This is a graphic I used for a poster two years ago with the addition of the words Customer Experience and User Experience.
What I’m communicating here are the three lenses through we we can see in order to create a new product, service or experience and bring it to market (innovation). I was trying to better understand the difference between the way that user-centered designers or UXers study people and how Marketers study people. There are clear differences but it goes well beyond just the quant/qual gap and so I tried to articulate those here, based not only on my own experience but also on a study I conducted in 2009 about how people understand innovation.
As I’ve began, in the last year to study customer experience I’ve been impressed by how very complementary UX & CX is. Then I read this very interesting article on Johnny Holland by Greg Laugero about CX & UX and it got me thinking more about this distinction. I’ve been writing my dissertation so, I haven’t devoted much time towards it right now, but I still wanted to get this out there.

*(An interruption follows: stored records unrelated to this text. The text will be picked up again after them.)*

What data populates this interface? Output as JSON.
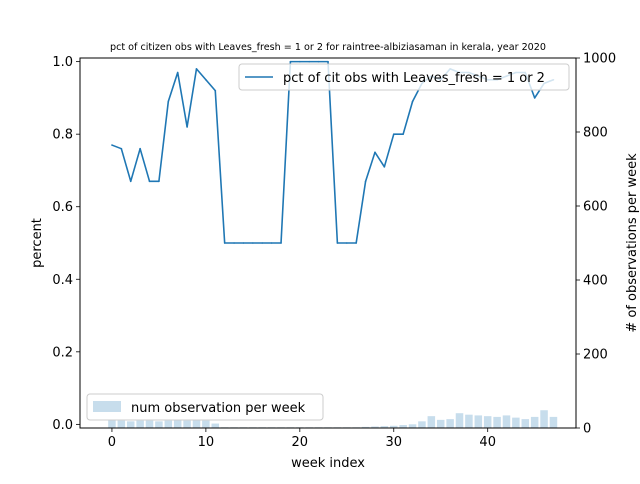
{
  "chart_data": {
    "type": "line",
    "title": "pct of citizen obs with Leaves_fresh = 1 or 2 for raintree-albiziasaman in kerala, year 2020",
    "xlabel": "week index",
    "ylabel": "percent",
    "y2label": "# of observations per week",
    "xlim": [
      -3.4,
      49.4
    ],
    "ylim": [
      -0.01,
      1.01
    ],
    "y2lim": [
      0,
      1000
    ],
    "xticks": [
      0,
      10,
      20,
      30,
      40
    ],
    "yticks": [
      "0.0",
      "0.2",
      "0.4",
      "0.6",
      "0.8",
      "1.0"
    ],
    "y2ticks": [
      "0",
      "200",
      "400",
      "600",
      "800",
      "1000"
    ],
    "grid": false,
    "series": [
      {
        "name": "pct of cit obs with Leaves_fresh = 1 or 2",
        "axis": "left",
        "color": "#1f77b4",
        "x": [
          0,
          1,
          2,
          3,
          4,
          5,
          6,
          7,
          8,
          9,
          10,
          11,
          12,
          13,
          14,
          15,
          16,
          17,
          18,
          19,
          20,
          21,
          22,
          23,
          24,
          25,
          26,
          27,
          28,
          29,
          30,
          31,
          32,
          33,
          34,
          35,
          36,
          37,
          38,
          39,
          40,
          41,
          42,
          43,
          44,
          45,
          46,
          47
        ],
        "values": [
          0.77,
          0.76,
          0.67,
          0.76,
          0.67,
          0.67,
          0.89,
          0.97,
          0.82,
          0.98,
          0.95,
          0.92,
          0.5,
          0.5,
          0.5,
          0.5,
          0.5,
          0.5,
          0.5,
          1.0,
          1.0,
          1.0,
          1.0,
          1.0,
          0.5,
          0.5,
          0.5,
          0.67,
          0.75,
          0.71,
          0.8,
          0.8,
          0.89,
          0.94,
          0.96,
          0.95,
          0.98,
          0.97,
          0.97,
          0.96,
          0.95,
          0.95,
          0.96,
          0.97,
          0.97,
          0.9,
          0.94,
          0.95
        ]
      },
      {
        "name": "num observation per week",
        "axis": "right",
        "type": "bar",
        "color": "#1f77b4",
        "x": [
          0,
          1,
          2,
          3,
          4,
          5,
          6,
          7,
          8,
          9,
          10,
          11,
          12,
          13,
          14,
          15,
          16,
          17,
          18,
          19,
          20,
          21,
          22,
          23,
          24,
          25,
          26,
          27,
          28,
          29,
          30,
          31,
          32,
          33,
          34,
          35,
          36,
          37,
          38,
          39,
          40,
          41,
          42,
          43,
          44,
          45,
          46,
          47
        ],
        "values": [
          22,
          20,
          18,
          20,
          20,
          18,
          20,
          22,
          20,
          22,
          20,
          12,
          2,
          2,
          2,
          2,
          2,
          2,
          2,
          2,
          2,
          2,
          2,
          2,
          2,
          2,
          2,
          3,
          4,
          5,
          6,
          8,
          10,
          18,
          32,
          22,
          24,
          40,
          36,
          34,
          32,
          30,
          34,
          28,
          24,
          30,
          48,
          30
        ]
      }
    ],
    "legends": {
      "line": {
        "label": "pct of cit obs with Leaves_fresh = 1 or 2",
        "placement": "upper right"
      },
      "bar": {
        "label": "num observation per week",
        "placement": "lower left"
      }
    }
  }
}
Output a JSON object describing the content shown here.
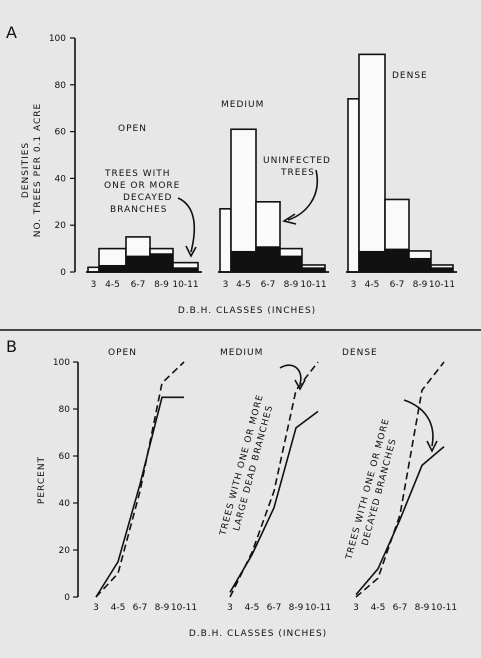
{
  "chart_data": [
    {
      "panel": "A",
      "type": "bar",
      "ylabel_line1": "DENSITIES",
      "ylabel_line2": "NO. TREES PER 0.1 ACRE",
      "xlabel": "D.B.H. CLASSES (INCHES)",
      "ylim": [
        0,
        100
      ],
      "yticks": [
        0,
        20,
        40,
        60,
        80,
        100
      ],
      "categories": [
        "3",
        "4-5",
        "6-7",
        "8-9",
        "10-11"
      ],
      "annotations": {
        "decayed": [
          "TREES WITH",
          "ONE OR MORE",
          "DECAYED",
          "BRANCHES"
        ],
        "uninfected": [
          "UNINFECTED",
          "TREES"
        ]
      },
      "groups": [
        {
          "name": "OPEN",
          "series": [
            {
              "name": "total",
              "values": [
                2,
                10,
                15,
                10,
                4
              ]
            },
            {
              "name": "TREES WITH ONE OR MORE DECAYED BRANCHES",
              "values": [
                0,
                3,
                7,
                8,
                2
              ]
            }
          ]
        },
        {
          "name": "MEDIUM",
          "series": [
            {
              "name": "total",
              "values": [
                27,
                61,
                30,
                10,
                3
              ]
            },
            {
              "name": "TREES WITH ONE OR MORE DECAYED BRANCHES",
              "values": [
                0,
                9,
                11,
                7,
                2
              ]
            }
          ]
        },
        {
          "name": "DENSE",
          "series": [
            {
              "name": "total",
              "values": [
                74,
                93,
                31,
                9,
                3
              ]
            },
            {
              "name": "TREES WITH ONE OR MORE DECAYED BRANCHES",
              "values": [
                0,
                9,
                10,
                6,
                2
              ]
            }
          ]
        }
      ]
    },
    {
      "panel": "B",
      "type": "line",
      "ylabel": "PERCENT",
      "xlabel": "D.B.H. CLASSES (INCHES)",
      "ylim": [
        0,
        100
      ],
      "yticks": [
        0,
        20,
        40,
        60,
        80,
        100
      ],
      "categories": [
        "3",
        "4-5",
        "6-7",
        "8-9",
        "10-11"
      ],
      "groups": [
        {
          "name": "OPEN",
          "series": [
            {
              "name": "solid",
              "values": [
                0,
                15,
                48,
                85,
                85
              ]
            },
            {
              "name": "dashed",
              "values": [
                0,
                10,
                45,
                91,
                100
              ]
            }
          ]
        },
        {
          "name": "MEDIUM",
          "annotation": [
            "TREES WITH ONE OR MORE",
            "LARGE DEAD BRANCHES"
          ],
          "series": [
            {
              "name": "solid",
              "values": [
                2,
                18,
                38,
                72,
                79
              ]
            },
            {
              "name": "dashed",
              "values": [
                0,
                19,
                45,
                88,
                100
              ]
            }
          ]
        },
        {
          "name": "DENSE",
          "annotation": [
            "TREES WITH ONE OR MORE",
            "DECAYED BRANCHES"
          ],
          "series": [
            {
              "name": "solid",
              "values": [
                1,
                12,
                33,
                56,
                64
              ]
            },
            {
              "name": "dashed",
              "values": [
                0,
                8,
                35,
                88,
                100
              ]
            }
          ]
        }
      ]
    }
  ]
}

If we think about UX & CX in terms of the experience itself, not all the methods and history kind of stuff, UX is about the usage of the product itself, and you can include the set-up and maintenance of that product. It’s between the users and the product. The CX though focuses on the the interactions that person has with the company and the product. While both CX and UX approach branding, it tends to be in distinctly different ways. UX branding focuses on what elements in the product/UI/experience can be designed to be in harmony with the brand. Of course some people who do that will also advise companies on creating the brand itself, but very often it’s about giving that brand life in the making of an experience. CX tends to be less about the making of the brand experience, but defining it and then bringing it about via advertising. So while there is making, it’s about the making of the brand experience as it relates to impressions, advertisements, and the brand as it stands by itself, somewhat independent from the products themselves.
I don’t believe that the main message of this graphic is anything new, but it puts it all together in one place, and allows us to think about it in a different way. In particular I think this relates to the work of Tim Brown and design thinking (from his book Change by design, see a short bit on that from the post where I borrowed this image).
So what’s next you ask? Well I’ll talk more about how important the customer experience is as it relates to product and technical support which or course is directly related to how those interfacing with people treat them. So it can’t just be marketing/CX or Design/UX that is in concerned with people’s experiences, but it has to be of concern with the entire company, every employee.